Driving that guarded optimism is the belief that as sensors get smaller and cheaper, scientists will be able to gather larger amounts of seismic data. With help from neural networks and similar A.I. techniques, they hope to glean new insights from all this data.
Dr. Ross and other Caltech researchers are using these techniques to build systems that can more accurately recognize earthquakes as they are happening and anticipate where the epicenter is and where the shaking will spread.
Japan and Mexico have early warning systems, and California just rolled out its own. But scientists say artificial intelligence could greatly improve their accuracy, helping predict the direction and intensity of a rupture in the earth’s crust and providing earlier warnings to hospitals and other institutions that could benefit from a few extra seconds of preparation.
“The more detail you have, the better your forecasts will be,” Dr. Ross said.

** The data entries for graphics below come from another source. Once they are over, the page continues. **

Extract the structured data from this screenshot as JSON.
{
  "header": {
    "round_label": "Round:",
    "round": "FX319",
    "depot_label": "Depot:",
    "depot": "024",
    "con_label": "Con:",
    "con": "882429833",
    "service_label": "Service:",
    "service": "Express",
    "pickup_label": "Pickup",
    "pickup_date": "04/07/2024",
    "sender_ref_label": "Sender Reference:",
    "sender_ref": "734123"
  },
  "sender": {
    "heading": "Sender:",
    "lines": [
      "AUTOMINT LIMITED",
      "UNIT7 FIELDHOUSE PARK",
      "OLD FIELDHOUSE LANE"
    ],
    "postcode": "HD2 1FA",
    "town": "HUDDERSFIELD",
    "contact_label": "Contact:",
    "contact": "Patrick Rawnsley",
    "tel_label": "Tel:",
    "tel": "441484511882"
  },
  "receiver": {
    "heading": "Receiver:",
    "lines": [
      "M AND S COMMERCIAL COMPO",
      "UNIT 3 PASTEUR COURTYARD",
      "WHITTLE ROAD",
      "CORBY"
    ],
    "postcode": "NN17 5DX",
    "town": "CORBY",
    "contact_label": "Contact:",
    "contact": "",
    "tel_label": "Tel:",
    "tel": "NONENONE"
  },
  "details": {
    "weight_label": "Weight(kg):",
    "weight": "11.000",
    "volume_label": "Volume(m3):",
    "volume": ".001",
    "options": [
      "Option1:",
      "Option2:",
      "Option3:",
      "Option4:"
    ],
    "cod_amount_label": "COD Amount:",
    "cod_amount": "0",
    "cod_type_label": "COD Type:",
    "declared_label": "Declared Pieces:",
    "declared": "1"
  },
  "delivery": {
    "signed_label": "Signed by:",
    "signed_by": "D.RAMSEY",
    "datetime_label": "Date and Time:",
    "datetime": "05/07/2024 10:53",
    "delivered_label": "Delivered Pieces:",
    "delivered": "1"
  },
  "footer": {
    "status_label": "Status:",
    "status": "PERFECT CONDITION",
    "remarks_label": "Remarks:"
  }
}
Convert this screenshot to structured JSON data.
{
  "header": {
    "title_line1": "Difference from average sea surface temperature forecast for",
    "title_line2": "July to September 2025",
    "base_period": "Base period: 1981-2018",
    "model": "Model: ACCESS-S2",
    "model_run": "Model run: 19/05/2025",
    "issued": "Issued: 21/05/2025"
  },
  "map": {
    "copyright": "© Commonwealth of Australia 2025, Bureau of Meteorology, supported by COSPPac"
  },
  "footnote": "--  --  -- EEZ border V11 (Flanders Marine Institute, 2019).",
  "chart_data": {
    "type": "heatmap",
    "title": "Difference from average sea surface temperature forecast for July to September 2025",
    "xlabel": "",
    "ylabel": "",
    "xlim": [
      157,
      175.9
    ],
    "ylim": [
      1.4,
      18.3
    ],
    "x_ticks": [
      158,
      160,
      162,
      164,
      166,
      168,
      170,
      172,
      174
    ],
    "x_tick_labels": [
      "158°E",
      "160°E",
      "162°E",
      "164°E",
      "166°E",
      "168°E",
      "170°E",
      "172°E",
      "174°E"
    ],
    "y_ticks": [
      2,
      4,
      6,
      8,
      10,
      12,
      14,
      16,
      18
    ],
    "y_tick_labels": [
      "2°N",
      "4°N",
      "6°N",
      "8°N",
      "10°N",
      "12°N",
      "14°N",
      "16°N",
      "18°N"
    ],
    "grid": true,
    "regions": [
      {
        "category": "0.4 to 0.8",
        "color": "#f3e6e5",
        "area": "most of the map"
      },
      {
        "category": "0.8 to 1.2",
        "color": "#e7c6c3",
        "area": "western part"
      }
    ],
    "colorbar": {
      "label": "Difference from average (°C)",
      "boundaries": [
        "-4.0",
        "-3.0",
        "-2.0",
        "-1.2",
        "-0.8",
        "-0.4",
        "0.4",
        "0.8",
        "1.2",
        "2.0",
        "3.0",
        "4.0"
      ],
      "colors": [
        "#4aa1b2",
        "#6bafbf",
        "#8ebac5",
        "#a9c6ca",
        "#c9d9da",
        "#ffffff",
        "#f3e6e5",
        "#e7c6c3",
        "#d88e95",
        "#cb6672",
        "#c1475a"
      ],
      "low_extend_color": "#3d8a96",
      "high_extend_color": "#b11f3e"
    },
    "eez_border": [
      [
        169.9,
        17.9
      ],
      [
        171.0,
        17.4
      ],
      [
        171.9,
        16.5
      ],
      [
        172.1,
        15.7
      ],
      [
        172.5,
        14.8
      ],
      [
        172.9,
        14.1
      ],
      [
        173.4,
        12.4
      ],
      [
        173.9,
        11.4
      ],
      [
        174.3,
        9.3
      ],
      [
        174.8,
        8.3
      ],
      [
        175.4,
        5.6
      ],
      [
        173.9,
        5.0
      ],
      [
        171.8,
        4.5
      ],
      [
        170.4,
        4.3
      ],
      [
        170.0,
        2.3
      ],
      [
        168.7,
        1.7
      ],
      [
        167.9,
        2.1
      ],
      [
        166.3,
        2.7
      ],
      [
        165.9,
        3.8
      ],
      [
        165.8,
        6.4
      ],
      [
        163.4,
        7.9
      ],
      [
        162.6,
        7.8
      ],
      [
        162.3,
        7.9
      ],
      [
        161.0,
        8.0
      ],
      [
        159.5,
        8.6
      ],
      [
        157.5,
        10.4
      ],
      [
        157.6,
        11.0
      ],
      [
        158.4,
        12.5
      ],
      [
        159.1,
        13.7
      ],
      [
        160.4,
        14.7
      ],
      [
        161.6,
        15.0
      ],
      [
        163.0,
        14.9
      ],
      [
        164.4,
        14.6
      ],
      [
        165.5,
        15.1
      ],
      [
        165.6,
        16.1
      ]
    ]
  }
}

Scientists working on these projects said neural networks have their limits. Though they are good at finding familiar signals in data, they are not necessarily suited to finding new kinds of signals — like the sounds tectonic plates make as they grind together.
But at Los Alamos, Dr. Johnson and his colleagues have shown that a machine-learning technique called “random forests” can identify previously unknown signals in a simulated fault created inside a lab. In one case, their system showed that a particular sound made by the fault, which scientists previously thought was meaningless, was actually an indication of when an earthquake would arrive.
Some scientists, like Robert Geller, a seismologist at the University of Tokyo, are unconvinced that A.I. will improve earthquake forecasts. He questions the very premise that past earthquakes can predict future ones. And ultimately, he said, we would only know the effectiveness of A.I. forecasting when earthquakes can be predicted beyond random chance.
“There are no shortcuts,” Dr. Geller said. “If you cannot predict the future, then your hypothesis is wrong.”